State Unfair and Deceptive Acts and Practices (UDAP) statutes present parallel risks. Many require only a showing that a reasonable consumer would have been misled, dispensing with the need to prove intent and often allowing for private rights of action with statutory damages. For companies marketing AI-based products directly to consumers, especially in sensitive areas like health, finance, or education, both federal and state regulators will take an unforgiving view of unsupported or overstated claims.
Contractual Liability Risks
Contractual liability is another underappreciated risk vector. Statements about AI capabilities made in RFP responses, sales pitches, or marketing collateral can find their way into agreements through express warranties or by incorporation of pre-contractual representations.
Under the UCC for goods and common law for services, such warranties are enforceable even without proof of intent to mislead. If the promised functionality fails to materialize, the counterparty can assert breach of warranty or misrepresentation, sometimes circumventing contractual limitations of liability if intentional misrepresentation or fraud is found.
This is especially acute in SaaS arrangements where AI functionality is central to the value proposition. Counsel must be vigilant in reviewing pre-contract statements and ensuring that integration clauses prevent unintended elevation of promotional language to contractual obligation.
Product Liability Theories
Product liability law offers yet another frame for AI washing claims. Misrepresentations about AI capabilities can be treated as design defects or failures to warn if they affect the safe use of a product.

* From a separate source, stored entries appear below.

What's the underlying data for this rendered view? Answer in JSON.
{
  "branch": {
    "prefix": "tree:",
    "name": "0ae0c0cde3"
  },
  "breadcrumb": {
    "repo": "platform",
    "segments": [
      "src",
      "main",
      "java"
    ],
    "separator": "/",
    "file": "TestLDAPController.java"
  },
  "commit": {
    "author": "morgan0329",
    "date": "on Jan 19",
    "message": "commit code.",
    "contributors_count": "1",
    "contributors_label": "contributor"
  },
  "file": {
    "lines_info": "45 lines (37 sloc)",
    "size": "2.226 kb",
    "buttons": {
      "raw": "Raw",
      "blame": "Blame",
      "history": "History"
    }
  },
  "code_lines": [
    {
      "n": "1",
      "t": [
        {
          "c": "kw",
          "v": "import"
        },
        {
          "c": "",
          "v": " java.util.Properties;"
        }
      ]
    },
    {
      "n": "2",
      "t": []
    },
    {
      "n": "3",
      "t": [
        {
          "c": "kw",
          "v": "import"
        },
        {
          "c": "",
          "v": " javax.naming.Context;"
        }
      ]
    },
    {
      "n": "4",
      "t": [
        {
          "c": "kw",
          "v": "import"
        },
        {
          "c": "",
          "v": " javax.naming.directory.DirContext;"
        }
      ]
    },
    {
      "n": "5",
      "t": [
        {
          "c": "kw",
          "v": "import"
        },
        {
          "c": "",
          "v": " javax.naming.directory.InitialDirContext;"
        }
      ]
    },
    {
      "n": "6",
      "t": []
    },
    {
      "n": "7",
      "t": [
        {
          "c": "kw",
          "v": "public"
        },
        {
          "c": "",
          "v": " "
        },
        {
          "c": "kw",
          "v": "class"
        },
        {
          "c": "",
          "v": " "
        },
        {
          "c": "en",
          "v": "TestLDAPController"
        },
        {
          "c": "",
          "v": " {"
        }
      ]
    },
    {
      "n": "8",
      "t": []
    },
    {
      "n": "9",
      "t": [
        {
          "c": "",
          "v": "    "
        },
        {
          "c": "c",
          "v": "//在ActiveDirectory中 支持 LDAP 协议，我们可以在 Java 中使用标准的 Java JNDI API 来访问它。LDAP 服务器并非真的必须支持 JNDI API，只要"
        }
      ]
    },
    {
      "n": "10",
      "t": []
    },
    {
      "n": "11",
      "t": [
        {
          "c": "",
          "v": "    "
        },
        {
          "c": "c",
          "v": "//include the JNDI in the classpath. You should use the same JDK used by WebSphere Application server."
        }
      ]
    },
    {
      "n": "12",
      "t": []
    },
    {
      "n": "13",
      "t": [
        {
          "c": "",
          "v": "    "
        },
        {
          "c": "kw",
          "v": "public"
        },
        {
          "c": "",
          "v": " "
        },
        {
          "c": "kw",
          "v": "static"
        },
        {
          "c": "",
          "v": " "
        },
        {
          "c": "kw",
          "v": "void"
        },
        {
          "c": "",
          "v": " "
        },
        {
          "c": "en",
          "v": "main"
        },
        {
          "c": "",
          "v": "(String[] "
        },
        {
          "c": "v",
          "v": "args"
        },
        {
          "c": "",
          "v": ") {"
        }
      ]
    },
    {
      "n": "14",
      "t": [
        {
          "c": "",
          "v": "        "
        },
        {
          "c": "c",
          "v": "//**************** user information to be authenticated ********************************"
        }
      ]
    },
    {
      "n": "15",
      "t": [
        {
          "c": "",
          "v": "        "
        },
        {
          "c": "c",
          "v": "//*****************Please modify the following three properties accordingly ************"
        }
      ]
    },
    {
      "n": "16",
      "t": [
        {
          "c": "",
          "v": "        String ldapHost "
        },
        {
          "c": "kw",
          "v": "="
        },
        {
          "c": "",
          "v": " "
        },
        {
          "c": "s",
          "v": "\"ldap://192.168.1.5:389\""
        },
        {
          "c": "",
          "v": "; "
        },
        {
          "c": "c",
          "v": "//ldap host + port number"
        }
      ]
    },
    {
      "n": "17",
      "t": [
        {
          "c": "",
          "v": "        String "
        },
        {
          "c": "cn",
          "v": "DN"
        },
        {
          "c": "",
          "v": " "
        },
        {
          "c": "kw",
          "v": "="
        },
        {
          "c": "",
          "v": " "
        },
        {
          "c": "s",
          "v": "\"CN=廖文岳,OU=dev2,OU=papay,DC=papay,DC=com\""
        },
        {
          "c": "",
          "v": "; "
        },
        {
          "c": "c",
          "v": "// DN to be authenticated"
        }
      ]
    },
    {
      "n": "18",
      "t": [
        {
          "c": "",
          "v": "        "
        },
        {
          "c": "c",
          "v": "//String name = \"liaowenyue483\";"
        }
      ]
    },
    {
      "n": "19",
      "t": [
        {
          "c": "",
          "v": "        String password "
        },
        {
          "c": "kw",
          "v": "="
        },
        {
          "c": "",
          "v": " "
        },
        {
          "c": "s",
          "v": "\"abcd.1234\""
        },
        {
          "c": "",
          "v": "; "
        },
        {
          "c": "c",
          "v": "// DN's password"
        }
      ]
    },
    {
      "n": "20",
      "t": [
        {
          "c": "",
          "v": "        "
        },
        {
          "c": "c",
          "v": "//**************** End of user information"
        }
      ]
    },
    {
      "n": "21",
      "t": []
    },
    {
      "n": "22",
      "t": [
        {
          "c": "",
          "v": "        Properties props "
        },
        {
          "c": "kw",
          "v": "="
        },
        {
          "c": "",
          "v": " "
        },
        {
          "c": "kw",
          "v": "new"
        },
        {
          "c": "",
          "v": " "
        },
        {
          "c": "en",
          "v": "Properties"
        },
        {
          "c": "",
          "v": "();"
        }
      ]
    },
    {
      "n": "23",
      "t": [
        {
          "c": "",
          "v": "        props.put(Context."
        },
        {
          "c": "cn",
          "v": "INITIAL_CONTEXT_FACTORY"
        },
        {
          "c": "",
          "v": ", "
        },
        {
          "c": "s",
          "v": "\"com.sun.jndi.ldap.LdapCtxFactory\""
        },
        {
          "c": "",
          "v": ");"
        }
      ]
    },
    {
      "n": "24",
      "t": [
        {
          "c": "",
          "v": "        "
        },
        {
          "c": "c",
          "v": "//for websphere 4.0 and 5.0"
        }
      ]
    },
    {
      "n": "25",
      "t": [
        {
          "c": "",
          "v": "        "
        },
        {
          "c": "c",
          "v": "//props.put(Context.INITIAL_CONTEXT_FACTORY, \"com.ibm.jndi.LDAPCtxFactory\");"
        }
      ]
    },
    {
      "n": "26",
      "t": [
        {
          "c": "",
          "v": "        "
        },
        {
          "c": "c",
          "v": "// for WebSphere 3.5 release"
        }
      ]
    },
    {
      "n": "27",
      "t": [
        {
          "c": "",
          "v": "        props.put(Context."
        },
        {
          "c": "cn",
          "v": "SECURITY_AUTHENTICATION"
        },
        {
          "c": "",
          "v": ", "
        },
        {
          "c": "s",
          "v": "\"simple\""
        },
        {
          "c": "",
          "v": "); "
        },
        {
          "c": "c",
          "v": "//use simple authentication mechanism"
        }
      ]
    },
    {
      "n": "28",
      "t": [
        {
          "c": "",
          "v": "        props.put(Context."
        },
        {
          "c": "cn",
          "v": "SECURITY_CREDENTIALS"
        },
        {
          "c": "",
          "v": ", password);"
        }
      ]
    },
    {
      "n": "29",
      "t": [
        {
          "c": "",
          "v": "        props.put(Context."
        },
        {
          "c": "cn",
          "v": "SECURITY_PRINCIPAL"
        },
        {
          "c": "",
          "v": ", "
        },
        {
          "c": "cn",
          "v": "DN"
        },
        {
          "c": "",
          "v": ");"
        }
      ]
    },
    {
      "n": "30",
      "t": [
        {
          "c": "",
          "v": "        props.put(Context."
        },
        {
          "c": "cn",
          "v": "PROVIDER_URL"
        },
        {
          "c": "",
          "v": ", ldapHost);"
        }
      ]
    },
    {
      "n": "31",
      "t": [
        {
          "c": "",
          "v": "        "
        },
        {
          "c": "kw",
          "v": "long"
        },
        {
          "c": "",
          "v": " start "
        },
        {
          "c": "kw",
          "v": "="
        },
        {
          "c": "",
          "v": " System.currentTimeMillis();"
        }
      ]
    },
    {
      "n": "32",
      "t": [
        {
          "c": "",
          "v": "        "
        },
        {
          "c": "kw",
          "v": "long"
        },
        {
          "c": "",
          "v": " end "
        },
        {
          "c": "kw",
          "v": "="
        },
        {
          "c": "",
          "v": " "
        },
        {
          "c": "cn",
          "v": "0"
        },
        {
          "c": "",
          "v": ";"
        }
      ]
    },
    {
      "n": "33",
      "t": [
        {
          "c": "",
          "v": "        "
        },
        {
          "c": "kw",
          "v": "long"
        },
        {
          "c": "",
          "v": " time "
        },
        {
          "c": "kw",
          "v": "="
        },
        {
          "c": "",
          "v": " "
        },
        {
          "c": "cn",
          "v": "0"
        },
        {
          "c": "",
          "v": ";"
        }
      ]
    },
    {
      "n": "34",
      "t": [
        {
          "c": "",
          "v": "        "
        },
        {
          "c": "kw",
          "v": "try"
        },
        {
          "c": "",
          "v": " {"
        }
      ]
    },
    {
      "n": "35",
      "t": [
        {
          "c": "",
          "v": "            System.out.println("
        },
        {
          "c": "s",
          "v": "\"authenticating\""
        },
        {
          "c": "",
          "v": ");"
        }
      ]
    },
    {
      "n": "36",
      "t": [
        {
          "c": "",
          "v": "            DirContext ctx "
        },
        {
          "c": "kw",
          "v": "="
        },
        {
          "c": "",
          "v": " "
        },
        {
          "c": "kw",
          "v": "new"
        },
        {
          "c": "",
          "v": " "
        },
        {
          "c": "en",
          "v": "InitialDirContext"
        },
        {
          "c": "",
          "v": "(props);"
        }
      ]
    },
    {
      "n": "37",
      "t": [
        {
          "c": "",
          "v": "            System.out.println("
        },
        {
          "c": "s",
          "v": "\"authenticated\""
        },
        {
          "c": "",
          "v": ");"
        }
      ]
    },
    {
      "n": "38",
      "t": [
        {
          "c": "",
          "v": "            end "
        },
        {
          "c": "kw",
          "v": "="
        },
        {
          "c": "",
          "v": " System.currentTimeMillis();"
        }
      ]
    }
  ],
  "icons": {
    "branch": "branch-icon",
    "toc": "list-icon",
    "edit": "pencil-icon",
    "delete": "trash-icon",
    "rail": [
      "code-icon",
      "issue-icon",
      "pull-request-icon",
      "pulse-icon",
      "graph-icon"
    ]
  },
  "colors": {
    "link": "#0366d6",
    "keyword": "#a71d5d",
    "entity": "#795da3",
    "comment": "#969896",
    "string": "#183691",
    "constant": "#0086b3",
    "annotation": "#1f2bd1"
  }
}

Imagine a medical device marketed as “autonomous” that in reality requires significant human oversight. If a clinician relies on the claim of autonomy and a patient suffers harm, plaintiffs could argue that the misstatement itself constituted a defect. Courts have already accepted that misleading labeling or promotional statements in the pharmaceutical context can create actionable defects; there is little reason to think AI-based products will be treated differently, particularly in safety-critical domains.
Sector-Specific Regulatory Enforcement
Sector-specific regulation amplifies these risks. In financial services, healthcare, transportation, and defense, companies must make accurate statements about their systems in license applications, compliance certifications, and periodic regulatory filings. Misrepresenting AI capabilities in such contexts can result in civil fines, suspension or revocation of licenses, and in some cases criminal prosecution under 18 U.S.C. § 1001 for false statements to federal agencies.
A fintech lender claiming its AI underwriting tool has been “certified bias-free” when no such certification exists risks not only CFPB or state banking regulator action but also potential DOJ involvement. While AI-specific regulatory regimes are still evolving, existing obligations to ensure accuracy and truthfulness in filings already apply fully to AI claims.
Practical Steps
Claim Substantiation Process:
Establish a formal review process for all AI-related claims, involving legal, compliance, and technical leads.
Evidence Retention:
Maintain contemporaneous documentation – testing data, validation reports, expert reviews – that supports each claim.
Contract Safeguards:
Draft integration and limitation clauses to ensure marketing claims don’t become unqualified contractual warranties.
Training:
Educate marketing, sales, and investor relations teams on AI claim risk, drawing parallels to ESG and cybersecurity enforcement.
Regulatory Alignment:
Incorporate FTC, SEC, and sector-specific guidance into compliance programs now – before an investigation forces the issue.